Au cours des deux dernières années, en raison de la pandémie de COVID-19, seul un nombre relativement restreint de survivants ont été autorisés à assister au service commémoratif annuel et aux funérailles collectives des victimes à Srebrenica. Mais avec la levée des restrictions, des dizaines de milliers de personnes ont assisté lundi, dont de nombreux diplomates et dignitaires.
S’adressant à la cérémonie de commémoration avant les funérailles, le ministre néerlandais de la Défense Kajsa Ollongren a présenté ses excuses aux survivants de Srebrenica pour l’échec des casques bleus néerlandais à empêcher le massacre de 1995.
« La communauté internationale n’a pas offert une protection adéquate à la population de Srebrenica et, en tant que membre de cette communauté, le gouvernement néerlandais partage la responsabilité de la situation dans laquelle cet échec s’est produit et pour cela, nous présentons nos plus sincères excuses », a déclaré Ollongren.

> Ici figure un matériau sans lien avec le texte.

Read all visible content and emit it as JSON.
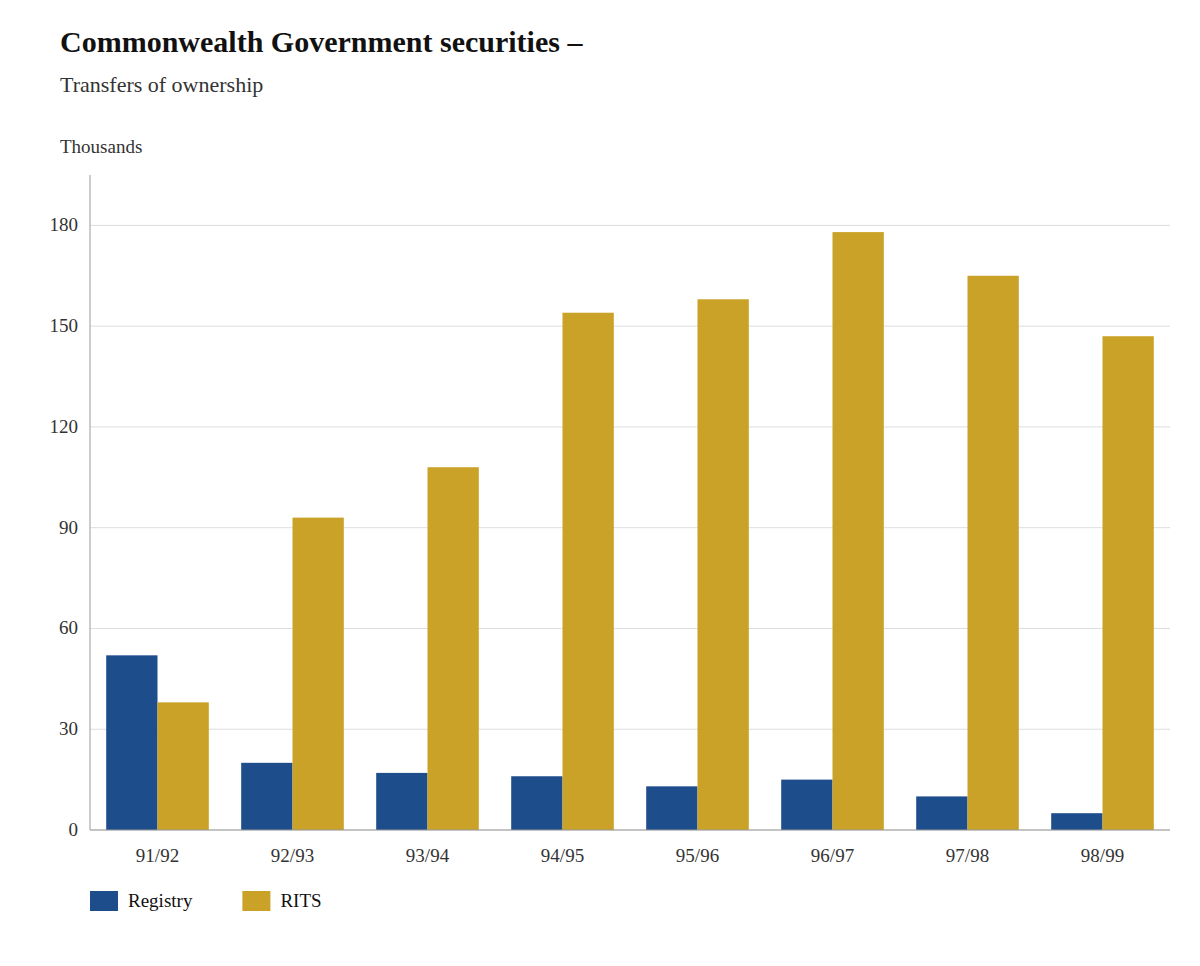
{
  "chart_data": {
    "type": "bar",
    "title": "Commonwealth Government securities –",
    "subtitle": "Transfers of ownership",
    "ylabel": "Thousands",
    "categories": [
      "91/92",
      "92/93",
      "93/94",
      "94/95",
      "95/96",
      "96/97",
      "97/98",
      "98/99"
    ],
    "series": [
      {
        "name": "Registry",
        "color": "#1e4d8c",
        "values": [
          52,
          20,
          17,
          16,
          13,
          15,
          10,
          5
        ]
      },
      {
        "name": "RITS",
        "color": "#c9a227",
        "values": [
          38,
          93,
          108,
          154,
          158,
          178,
          165,
          147
        ]
      }
    ],
    "ylim": [
      0,
      195
    ],
    "yticks": [
      0,
      30,
      60,
      90,
      120,
      150,
      180
    ],
    "grid": true,
    "legend": "bottom"
  }
}
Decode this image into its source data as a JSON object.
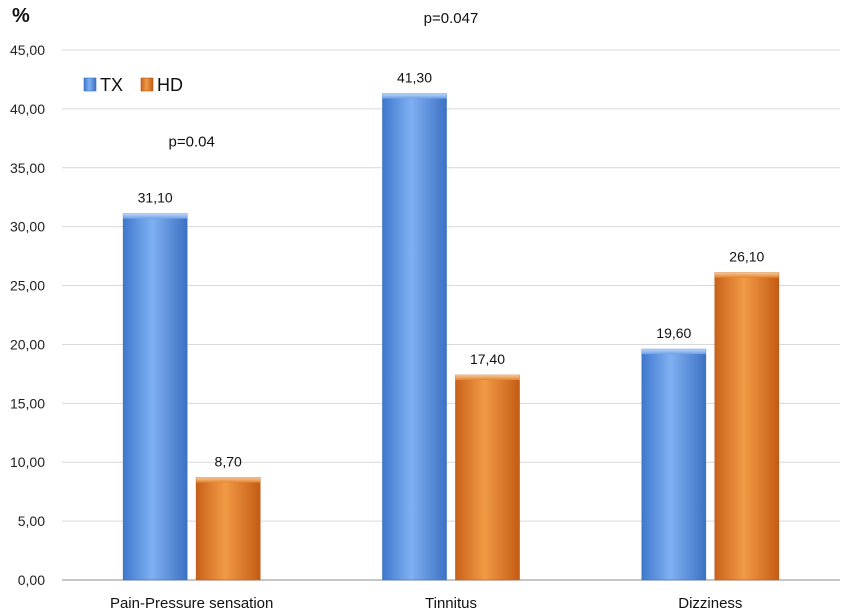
{
  "chart_data": {
    "type": "bar",
    "unit_label": "%",
    "categories": [
      "Pain-Pressure sensation",
      "Tinnitus",
      "Dizziness"
    ],
    "series": [
      {
        "name": "TX",
        "values": [
          31.1,
          41.3,
          19.6
        ],
        "labels": [
          "31,10",
          "41,30",
          "19,60"
        ],
        "color": "#5b93e0"
      },
      {
        "name": "HD",
        "values": [
          8.7,
          17.4,
          26.1
        ],
        "labels": [
          "8,70",
          "17,40",
          "26,10"
        ],
        "color": "#e07a24"
      }
    ],
    "ylim": [
      0,
      45
    ],
    "yticks": [
      0,
      5,
      10,
      15,
      20,
      25,
      30,
      35,
      40,
      45
    ],
    "ytick_labels": [
      "0,00",
      "5,00",
      "10,00",
      "15,00",
      "20,00",
      "25,00",
      "30,00",
      "35,00",
      "40,00",
      "45,00"
    ],
    "annotations": [
      {
        "text": "p=0.04",
        "category": "Pain-Pressure sensation",
        "value": 36.8
      },
      {
        "text": "p=0.047",
        "category": "Tinnitus",
        "value": 47.3
      }
    ],
    "legend": {
      "position": "top-left"
    },
    "grid": true
  }
}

Les tueries de Srebrenica ont été le seul événement de la guerre de Bosnie à être légalement défini comme un génocide. La guerre elle-même a fait plus de 100 000 morts. Au total, un tribunal spécial des Nations Unies pour les crimes de guerre pour l’ex-Yougoslavie à La Haye et des tribunaux des Balkans ont condamné près de 50 responsables serbes bosniaques en temps de guerre – y compris leur chef de guerre Radovan Karadzic et son commandant militaire, Ratko Mladic – à plus de plus de 700 ans de prison pour les meurtres de Srebrenica.
Cependant, malgré les preuves irréfutables de ce qui s’est passé, la plupart des dirigeants serbes de Bosnie et de la Serbie voisine continuent de minimiser ou même de nier le massacre de Srebrenica et de célébrer Karadzic et Mladic comme des héros.
Menachem Rosensaft, vice-président exécutif et avocat général du Congrès juif mondial, s’est également adressé aux personnes en deuil lundi. Il a déclaré que la commémoration du massacre de Srebrenica était « d’une importance capitale pour tous ceux qui se soucient des droits de l’homme internationaux, pour tous ceux qui ont une conscience ».
Rosensaft a déclaré qu’il était « essentiel » pour la communauté internationale de commémorer officiellement le génocide de Srebrenica chaque 11 juillet « pas seulement par respect pour ses victimes, mais comme contre-mesure publique aux efforts répétés pour nier ce génocide ».